We must likewise be sure to support mothers and fathers after their children are brought into the world, lest we hear yet again that we are “pro-birth, but not pro-life,” which actually turns out to be a facile quip when confronted with the reality that the multi-faceted delivery of charitable social services to all realms of society is what the Catholic Church around the world readily undertakes. In the words of Archbishop Charles Chaput of Philadelphia from his weekly column dated August 10, 2015, titled There is No Equivalence: “As Cardinal Joseph Bernardin once wisely noted, Catholic social teaching is a seamless garment of respect for human life, from conception to natural death. It makes no sense to champion the cause of unborn children if we ignore their basic needs once they’re born. Thus it’s no surprise that – year in and year out – nearly all Catholic dioceses in the United States, including Philadelphia, devote far more time, personnel and material resources to providing social services to the poor and education to young people than to opposing abortion.”

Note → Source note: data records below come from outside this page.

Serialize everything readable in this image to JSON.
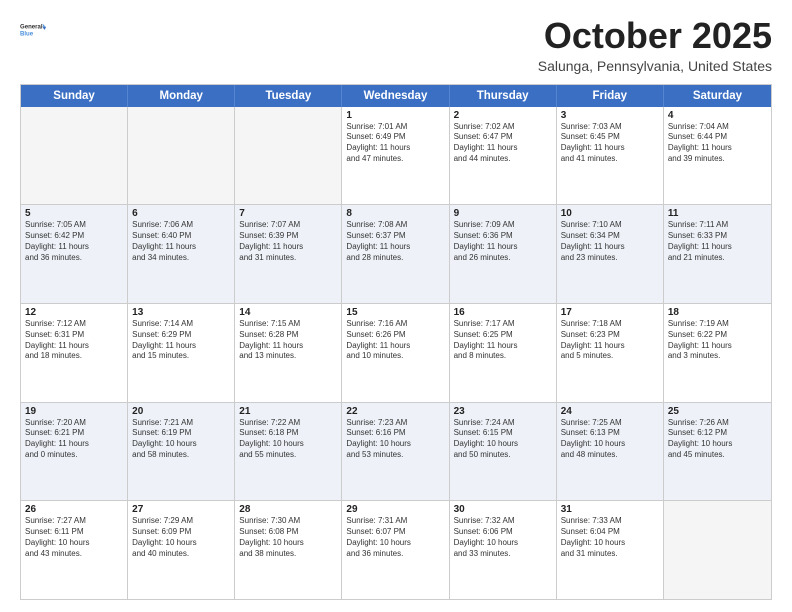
{
  "header": {
    "logo_line1": "General",
    "logo_line2": "Blue",
    "title": "October 2025",
    "location": "Salunga, Pennsylvania, United States"
  },
  "days_of_week": [
    "Sunday",
    "Monday",
    "Tuesday",
    "Wednesday",
    "Thursday",
    "Friday",
    "Saturday"
  ],
  "weeks": [
    [
      {
        "day": "",
        "text": "",
        "empty": true
      },
      {
        "day": "",
        "text": "",
        "empty": true
      },
      {
        "day": "",
        "text": "",
        "empty": true
      },
      {
        "day": "1",
        "text": "Sunrise: 7:01 AM\nSunset: 6:49 PM\nDaylight: 11 hours\nand 47 minutes."
      },
      {
        "day": "2",
        "text": "Sunrise: 7:02 AM\nSunset: 6:47 PM\nDaylight: 11 hours\nand 44 minutes."
      },
      {
        "day": "3",
        "text": "Sunrise: 7:03 AM\nSunset: 6:45 PM\nDaylight: 11 hours\nand 41 minutes."
      },
      {
        "day": "4",
        "text": "Sunrise: 7:04 AM\nSunset: 6:44 PM\nDaylight: 11 hours\nand 39 minutes."
      }
    ],
    [
      {
        "day": "5",
        "text": "Sunrise: 7:05 AM\nSunset: 6:42 PM\nDaylight: 11 hours\nand 36 minutes."
      },
      {
        "day": "6",
        "text": "Sunrise: 7:06 AM\nSunset: 6:40 PM\nDaylight: 11 hours\nand 34 minutes."
      },
      {
        "day": "7",
        "text": "Sunrise: 7:07 AM\nSunset: 6:39 PM\nDaylight: 11 hours\nand 31 minutes."
      },
      {
        "day": "8",
        "text": "Sunrise: 7:08 AM\nSunset: 6:37 PM\nDaylight: 11 hours\nand 28 minutes."
      },
      {
        "day": "9",
        "text": "Sunrise: 7:09 AM\nSunset: 6:36 PM\nDaylight: 11 hours\nand 26 minutes."
      },
      {
        "day": "10",
        "text": "Sunrise: 7:10 AM\nSunset: 6:34 PM\nDaylight: 11 hours\nand 23 minutes."
      },
      {
        "day": "11",
        "text": "Sunrise: 7:11 AM\nSunset: 6:33 PM\nDaylight: 11 hours\nand 21 minutes."
      }
    ],
    [
      {
        "day": "12",
        "text": "Sunrise: 7:12 AM\nSunset: 6:31 PM\nDaylight: 11 hours\nand 18 minutes."
      },
      {
        "day": "13",
        "text": "Sunrise: 7:14 AM\nSunset: 6:29 PM\nDaylight: 11 hours\nand 15 minutes."
      },
      {
        "day": "14",
        "text": "Sunrise: 7:15 AM\nSunset: 6:28 PM\nDaylight: 11 hours\nand 13 minutes."
      },
      {
        "day": "15",
        "text": "Sunrise: 7:16 AM\nSunset: 6:26 PM\nDaylight: 11 hours\nand 10 minutes."
      },
      {
        "day": "16",
        "text": "Sunrise: 7:17 AM\nSunset: 6:25 PM\nDaylight: 11 hours\nand 8 minutes."
      },
      {
        "day": "17",
        "text": "Sunrise: 7:18 AM\nSunset: 6:23 PM\nDaylight: 11 hours\nand 5 minutes."
      },
      {
        "day": "18",
        "text": "Sunrise: 7:19 AM\nSunset: 6:22 PM\nDaylight: 11 hours\nand 3 minutes."
      }
    ],
    [
      {
        "day": "19",
        "text": "Sunrise: 7:20 AM\nSunset: 6:21 PM\nDaylight: 11 hours\nand 0 minutes."
      },
      {
        "day": "20",
        "text": "Sunrise: 7:21 AM\nSunset: 6:19 PM\nDaylight: 10 hours\nand 58 minutes."
      },
      {
        "day": "21",
        "text": "Sunrise: 7:22 AM\nSunset: 6:18 PM\nDaylight: 10 hours\nand 55 minutes."
      },
      {
        "day": "22",
        "text": "Sunrise: 7:23 AM\nSunset: 6:16 PM\nDaylight: 10 hours\nand 53 minutes."
      },
      {
        "day": "23",
        "text": "Sunrise: 7:24 AM\nSunset: 6:15 PM\nDaylight: 10 hours\nand 50 minutes."
      },
      {
        "day": "24",
        "text": "Sunrise: 7:25 AM\nSunset: 6:13 PM\nDaylight: 10 hours\nand 48 minutes."
      },
      {
        "day": "25",
        "text": "Sunrise: 7:26 AM\nSunset: 6:12 PM\nDaylight: 10 hours\nand 45 minutes."
      }
    ],
    [
      {
        "day": "26",
        "text": "Sunrise: 7:27 AM\nSunset: 6:11 PM\nDaylight: 10 hours\nand 43 minutes."
      },
      {
        "day": "27",
        "text": "Sunrise: 7:29 AM\nSunset: 6:09 PM\nDaylight: 10 hours\nand 40 minutes."
      },
      {
        "day": "28",
        "text": "Sunrise: 7:30 AM\nSunset: 6:08 PM\nDaylight: 10 hours\nand 38 minutes."
      },
      {
        "day": "29",
        "text": "Sunrise: 7:31 AM\nSunset: 6:07 PM\nDaylight: 10 hours\nand 36 minutes."
      },
      {
        "day": "30",
        "text": "Sunrise: 7:32 AM\nSunset: 6:06 PM\nDaylight: 10 hours\nand 33 minutes."
      },
      {
        "day": "31",
        "text": "Sunrise: 7:33 AM\nSunset: 6:04 PM\nDaylight: 10 hours\nand 31 minutes."
      },
      {
        "day": "",
        "text": "",
        "empty": true
      }
    ]
  ]
}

We must ensure that we strive for a culture of life by speaking to others (our family members, neighbors, friends, colleagues, associates, and even strangers) first and foremost about the value of all human life. Terrorist attacks, mass shootings, murder-ridden inner city settings, capital punishment, embryonic stem cell research, and other situations that disregard human life outright are incompatible with our constant quest for restoring values of righteousness within society. It is no surprise that we have found ourselves in this current set of violent circumstances, because whenever we push God out of society, something will take his place, and that thing is never good, let alone does it come anywhere close to sufficing. Ideally, as far as we historians can estimate, it is valuable to, frankly, learn from history. One would think that, with the twentieth century having been the sheer bloodiest in human history, between the many millions killed between World War I, World War II and the Holocaust, the Soviet regime under Stalin, and so many other obliterations of human life, we would learn from the past. Let us not turn a blind eye to the horrors of abortion.
Unborn children deserve better. Their parents deserve better. The at least one out of every five Americans (a modest figure) who have not been allowed to be born since the Roe v. Wade decision of January 22, 1973, have deserved better. We must speak for the value of all human life, because not only does an innocent, helpless, vulnerable, unborn child have exceedingly greater worth than any protozoa, which are still regarded as being alive, but we must hence never waver in recognizing others’ common humanity in light of Jesus’ assertion: “Do not be afraid. You are worth more than many sparrows” (Luke 12:7). Hopefully Christ’s equation affords us greater worth than protozoa as well. Fortunately, our faith allows us to reinforce that hope with rationale that is tantamount to enduring certainty.